# Lisa's accountability thread



## Lisa (Jul 8, 2006)

I have been totally focussed on practicing my people skills. It's been good but I have neglected everything else pretty much. I have a deadline in 3 months time and I have a lot of coursework to do!

Hopefully this thread will help me.


----------



## papaSmurf (Jun 16, 2008)

You can do it, whatever it is!


----------



## Zeeshan (Sep 4, 2011)

Lisa said:


> I have been totally focussed on practicing my people skills. It's been good but I have neglected everything else pretty much. I have a deadline in 3 months time and I have a lot of coursework to do!
> 
> Hopefully this thread will help me.


From my experience, over the course of 2011 i went through many changes. Now that i think about it, the way i deal with people greatly changed after i took an assertiveness class. during the course i didnt think it had any effect, but more then anything i think it thought me one thing that i somehow subconsciously picked up

you might want to look into that, really thought me a lot


----------



## Silverella (Sep 17, 2011)

I've read about your social progress on other threads - might lurk around here a bit to see if I can learn anything from you...and good luck on...all the other stuff you have to do


----------



## Lisa (Jul 8, 2006)

papaSmurf said:


> You can do it, whatever it is!


I hope you are right.



Zeeshan said:


> From my experience, over the course of 2011 i went through many changes. Now that i think about it, the way i deal with people greatly changed after i took an assertiveness class. during the course i didnt think it had any effect, but more then anything i think it thought me one thing that i somehow subconsciously picked up
> 
> you might want to look into that, really thought me a lot


I might actually look into that. I bought a bunch opf books on assertiveness but a course might be better.



Silverella said:


> *I've read about your social progress on other threads* - might lurk around here a bit to see if I can learn anything from you...and good luck on...all the other stuff you have to do


Yeah, the social thing is going much better. That is the thing I really am tackling. Procrastination in other areas of life though is killing me.


----------



## Lisa (Jul 8, 2006)

So yes, I am trying to do stuff. Instead I am on here though. Argh!


----------



## mind_games (Nov 30, 2008)

Well you better vamoose on outta here and get to your stuff before we hold you accountable .. somehow.. ooh :idea by judging you, silently! :yes

<<imagine my silent judgements here>>

:b

Good luck!


----------



## Lisa (Jul 8, 2006)

LOL @ mindgames

I did some. I have to get better at this.


----------



## NoEasyWayOut (Jan 9, 2012)

Just be honest. Don't try to play head games. This will work against you. You need to fill people with words of encouragement, so that you may be their angel in the dark.


----------



## Lisa (Jul 8, 2006)

Ok. I need to write some motivational essay. Been putting it off. For some reason this stupid essay causes major anxiety. Argh!!!!!


----------



## Lisa (Jul 8, 2006)




----------



## Lisa (Jul 8, 2006)

Ok, I have done a bit of what I needed to do. The goal today is to tick off a couple of more things on my to do list.


----------



## Lisa (Jul 8, 2006)

OK, inspired by someone else's accountabillity thread (who is being much braver than I am) I will continue with this one.

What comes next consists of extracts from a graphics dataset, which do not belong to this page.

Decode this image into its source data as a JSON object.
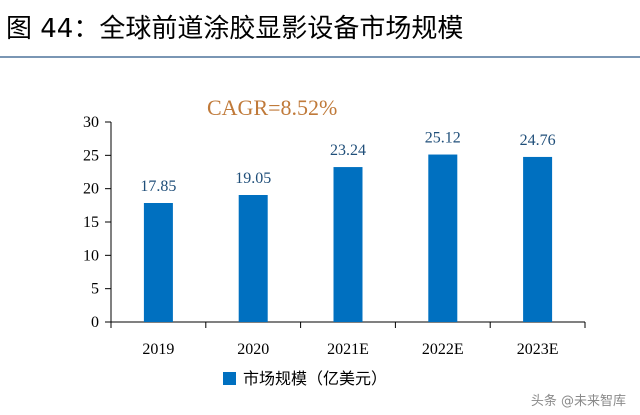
{
  "figure": {
    "title": "图 44：全球前道涂胶显影设备市场规模"
  },
  "chart_data": {
    "type": "bar",
    "categories": [
      "2019",
      "2020",
      "2021E",
      "2022E",
      "2023E"
    ],
    "series": [
      {
        "name": "市场规模（亿美元）",
        "values": [
          17.85,
          19.05,
          23.24,
          25.12,
          24.76
        ],
        "color": "#0070c0"
      }
    ],
    "data_labels": [
      "17.85",
      "19.05",
      "23.24",
      "25.12",
      "24.76"
    ],
    "ylim": [
      0,
      30
    ],
    "yticks": [
      0,
      5,
      10,
      15,
      20,
      25,
      30
    ],
    "grid": false,
    "legend": {
      "position": "bottom-center"
    },
    "annotation": "CAGR=8.52%",
    "colors": {
      "label": "#1f4e79",
      "annotation": "#c07a3a"
    }
  },
  "watermark": "头条 @未来智库"
}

I did actually do some stuff last night. I had to. I had a very important appointment this morning. I was very anxious but it went ok.

Now I am at home. I should read one article for University. Just one.


----------



## Rossy (Jan 15, 2011)

Good luck Lisa


----------



## Wesses (Jan 18, 2012)

keep it up!


----------



## Lisa (Jul 8, 2006)

Wesses said:


> keep it up!


you too


----------